The binaries, documentation and source are available here: https://github.com/jwoschitz/avrocount

This project tries to fill this gap (at least) until a similar functionality is provided by avro-tools. Over time there were also several improvements to this project in comparison to the original patch.

It would be great if these improvements would also find a way back into the Apache Avro project in the longterm. Until then this project can be used in addition to the currently existing avro-tools.

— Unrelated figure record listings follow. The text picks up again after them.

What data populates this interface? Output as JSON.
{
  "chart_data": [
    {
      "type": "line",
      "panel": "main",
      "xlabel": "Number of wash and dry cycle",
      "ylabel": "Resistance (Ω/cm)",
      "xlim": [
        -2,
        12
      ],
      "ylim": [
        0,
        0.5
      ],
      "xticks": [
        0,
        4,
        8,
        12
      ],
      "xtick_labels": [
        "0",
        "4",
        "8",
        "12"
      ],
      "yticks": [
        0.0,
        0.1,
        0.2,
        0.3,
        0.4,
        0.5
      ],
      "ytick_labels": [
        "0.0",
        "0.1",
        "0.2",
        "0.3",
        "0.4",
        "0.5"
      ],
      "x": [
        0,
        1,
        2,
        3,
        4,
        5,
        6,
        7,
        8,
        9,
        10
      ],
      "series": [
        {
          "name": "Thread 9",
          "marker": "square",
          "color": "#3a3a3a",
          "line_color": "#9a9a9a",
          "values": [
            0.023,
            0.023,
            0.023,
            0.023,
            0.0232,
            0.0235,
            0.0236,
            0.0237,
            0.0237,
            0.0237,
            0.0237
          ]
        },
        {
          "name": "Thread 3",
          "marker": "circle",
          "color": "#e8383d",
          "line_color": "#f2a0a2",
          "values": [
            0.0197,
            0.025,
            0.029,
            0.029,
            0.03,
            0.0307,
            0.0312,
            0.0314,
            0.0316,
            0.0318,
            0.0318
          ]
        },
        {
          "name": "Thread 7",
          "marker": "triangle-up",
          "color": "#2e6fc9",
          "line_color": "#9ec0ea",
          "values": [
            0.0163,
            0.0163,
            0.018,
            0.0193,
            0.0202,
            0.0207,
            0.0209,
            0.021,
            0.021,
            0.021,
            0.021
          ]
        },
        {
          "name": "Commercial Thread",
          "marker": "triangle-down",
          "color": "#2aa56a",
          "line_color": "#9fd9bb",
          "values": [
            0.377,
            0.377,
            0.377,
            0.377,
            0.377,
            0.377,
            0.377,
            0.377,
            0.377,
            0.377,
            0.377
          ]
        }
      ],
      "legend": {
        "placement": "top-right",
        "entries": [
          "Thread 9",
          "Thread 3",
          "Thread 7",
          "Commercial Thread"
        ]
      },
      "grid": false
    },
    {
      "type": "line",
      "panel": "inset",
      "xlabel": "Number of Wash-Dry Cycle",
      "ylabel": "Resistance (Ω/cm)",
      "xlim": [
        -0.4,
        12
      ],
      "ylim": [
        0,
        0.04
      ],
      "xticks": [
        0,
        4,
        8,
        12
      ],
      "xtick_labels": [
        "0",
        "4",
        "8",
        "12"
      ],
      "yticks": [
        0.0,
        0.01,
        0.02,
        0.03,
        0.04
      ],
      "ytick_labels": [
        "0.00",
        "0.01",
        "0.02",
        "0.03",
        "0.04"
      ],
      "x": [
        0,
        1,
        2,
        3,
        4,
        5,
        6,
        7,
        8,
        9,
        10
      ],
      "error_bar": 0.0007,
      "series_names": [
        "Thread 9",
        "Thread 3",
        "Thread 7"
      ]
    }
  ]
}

> Add an avro-tool to count records in an avro file
> -------------------------------------------------
>
>                 Key: AVRO-1720
>                 URL: https://issues.apache.org/jira/browse/AVRO-1720
>             Project: Avro
>          Issue Type: New Feature
>          Components: java
>            Reporter: Janosch Woschitz
>            Priority: Minor
>              Labels: starter
>         Attachments: AVRO-1720.patch, AVRO-1720-with-extended-unittests.patch
>
>
> If you're dealing with bigger avro files (>100MB) it would be nice to have a way to quickly count the amount of records contained within that file.
> With the current state of avro-tools the only way to achieve this (to my current knowledge) is to dump the data to json and count the amount of records. For bigger files this might take a while due to the serialization overhead and since every record needs to be looked at.
> I added a new tool which is optimized for counting records, it does not serialize the records and reads only the block count for each block.
> {panel:title=Naive benchmark}
> {noformat}
> # the input file had a size of ~300MB
> $ du -sh sample.avro 
> 323M    sample.avro
> # using the new count tool
> $ time java -jar avro-tools.jar count sample.avro
> 331439
> real    0m4.670s
> user    0m6.167s
> sys 0m0.513s
> # the current way of counting records
> $ time java -jar avro-tools.jar tojson sample.avro | wc
> 331439 54904484 1838231743
> real    0m52.760s
> user    1m42.317s
> sys 0m3.209s
> # the overhead of wc is rather minor
> $ time java -jar avro-tools.jar tojson sample.avro > /dev/null
> real    0m47.834s
> user    0m53.317s
> sys 0m1.194s
> {noformat}
> {panel}
> This tool uses the HDFS API to handle files from any supported filesystem. I added the unit tests to the already existing TestDataFileTools since it provided convenient utility functions which I could reuse for my test scenarios.